Ministro Guilherme Boulos se manifesta após rumores de sua saída do PSOL para o PT
O ministro da Secretaria-Geral da Presidência, Guilherme Boulos, negou veementemente nesta sexta-feira (20) os boatos sobre sua iminente saída do PSOL com destino ao PT. A especulação surgiu a partir de uma nota divulgada por uma dissidência interna do PSOL, a Revolução Solidária, vertente à qual Boulos pertence.
Em sua resposta, Boulos classificou o comunicado como “apócrifo” e criticou a postura do grupo dissidente. Segundo o ministro, a atitude revela um “oportunismo e desespero”, além de um “apequenamento” por parte da ala que divulgou a informação sem assinatura.
A nota, que circulou em grupos internos do PSOL, afirmava que a Coordenação Nacional da Revolução Solidária havia sido informada da decisão de Boulos de deixar o partido para se filiar ao PT. O comunicado também mencionava que parlamentares e pré-candidatos ligados a Boulos estariam sendo pressionados a seguir o mesmo caminho.
Boulos rebate críticas e nega saída do PSOL
“O Movimento Revolução Solidária está discutindo internamente seus rumos políticos. Lamentamos que uma parte do PSOL tenha decidido se apequenar ao divulgar uma carta apócrifa, o que revela oportunismo e desespero”, declarou Boulos em nota enviada ao Estadão/Broadcast.
Fontes do PSOL haviam informado anteriormente ao Estadão/Broadcast que Boulos já teria comunicado a aliados sua intenção de migrar para o PT, levando consigo outros filiados da Revolução Solidária, muitos dos quais também são membros do Movimento dos Trabalhadores Sem-Teto (MTST).
No entanto, aliados do ministro têm negado firmemente essa versão, classificando-a como “mentira” divulgada por uma ala específica do PSOL. Eles desafiaram os críticos a apresentarem provas de que Boulos teria expressado essa intenção diretamente.
Nota anônima acusa Boulos de pressionar aliados
A nota anônima, que tem sido compartilhada por membros descontentes com a atuação do ministro, detalha a suposta decisão de Boulos. “Ontem (quinta-feira, 19) de noite, finalmente, a Coordenação Nacional da Revolução Solidária foi informada da decisão de Guilherme Boulos, do MTST e portanto do núcleo dirigente da Revolução Solidária, de sair do PSOL para o PT”, diz o texto.

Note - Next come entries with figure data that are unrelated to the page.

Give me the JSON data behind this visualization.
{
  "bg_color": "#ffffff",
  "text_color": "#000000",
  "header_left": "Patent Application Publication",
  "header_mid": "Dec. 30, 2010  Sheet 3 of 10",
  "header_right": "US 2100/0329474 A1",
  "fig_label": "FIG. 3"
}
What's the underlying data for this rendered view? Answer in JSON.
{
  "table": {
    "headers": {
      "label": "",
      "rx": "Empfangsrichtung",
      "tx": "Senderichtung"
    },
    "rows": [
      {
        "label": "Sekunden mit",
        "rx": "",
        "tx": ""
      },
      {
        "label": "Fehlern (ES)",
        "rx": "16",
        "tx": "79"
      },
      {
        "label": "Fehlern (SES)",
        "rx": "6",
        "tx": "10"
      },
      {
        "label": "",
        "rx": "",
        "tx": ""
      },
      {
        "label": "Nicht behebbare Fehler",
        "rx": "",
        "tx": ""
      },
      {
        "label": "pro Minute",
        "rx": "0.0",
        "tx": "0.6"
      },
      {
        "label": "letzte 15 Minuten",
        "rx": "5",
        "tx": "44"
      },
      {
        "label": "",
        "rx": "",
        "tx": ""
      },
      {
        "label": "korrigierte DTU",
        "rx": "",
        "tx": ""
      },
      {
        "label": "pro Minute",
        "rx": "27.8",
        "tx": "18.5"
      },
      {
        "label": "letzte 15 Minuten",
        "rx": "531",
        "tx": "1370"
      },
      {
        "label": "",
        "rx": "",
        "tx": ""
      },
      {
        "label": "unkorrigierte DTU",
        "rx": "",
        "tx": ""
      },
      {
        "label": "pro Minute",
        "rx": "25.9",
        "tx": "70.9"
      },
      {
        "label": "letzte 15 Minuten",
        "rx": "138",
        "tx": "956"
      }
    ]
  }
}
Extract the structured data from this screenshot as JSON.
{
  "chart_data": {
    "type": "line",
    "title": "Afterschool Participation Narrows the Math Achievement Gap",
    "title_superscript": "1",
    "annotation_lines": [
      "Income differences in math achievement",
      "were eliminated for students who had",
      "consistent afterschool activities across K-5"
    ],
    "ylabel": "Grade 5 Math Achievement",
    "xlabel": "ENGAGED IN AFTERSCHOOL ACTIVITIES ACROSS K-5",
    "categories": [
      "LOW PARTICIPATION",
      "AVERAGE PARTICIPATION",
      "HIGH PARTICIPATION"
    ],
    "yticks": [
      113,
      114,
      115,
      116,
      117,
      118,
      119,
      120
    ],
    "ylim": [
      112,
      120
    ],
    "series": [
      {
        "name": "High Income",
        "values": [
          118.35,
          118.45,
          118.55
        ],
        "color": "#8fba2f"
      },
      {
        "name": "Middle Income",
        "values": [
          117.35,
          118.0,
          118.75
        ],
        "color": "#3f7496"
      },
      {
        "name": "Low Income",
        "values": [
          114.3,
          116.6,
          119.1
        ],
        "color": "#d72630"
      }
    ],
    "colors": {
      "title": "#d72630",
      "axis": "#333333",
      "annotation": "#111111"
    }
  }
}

O grupo dissidente fez um apelo aos militantes do PSOL que ainda pertencem à Revolução Solidária para que “rompam com a corrente, fiquem no PSOL e se reorganizem para enfrentar esta crise”. A nota conclui pedindo que se somem “a todos que no PSOL lutam para reafirmar o nosso projeto de partido e para reeleger Lula”.
Contexto político e divergências internas no PSOL
Guilherme Boulos é filiado ao PSOL desde 2018 e assumiu a Secretaria-Geral da Presidência em outubro de 2023, substituindo Márcio Macêdo (PT). Sua ida para o governo federal, no entanto, gerou desaprovação em alas internas do PSOL.
Recentemente, em 7 de março, o diretório nacional do PSOL rejeitou uma proposta de federação com o PT para as eleições de 2026, com 47 votos contra 15. A Revolução Solidária, corrente de Boulos, era uma das principais defensoras dessa aliança, mas o partido optou por renovar a federação com a Rede Sustentabilidade.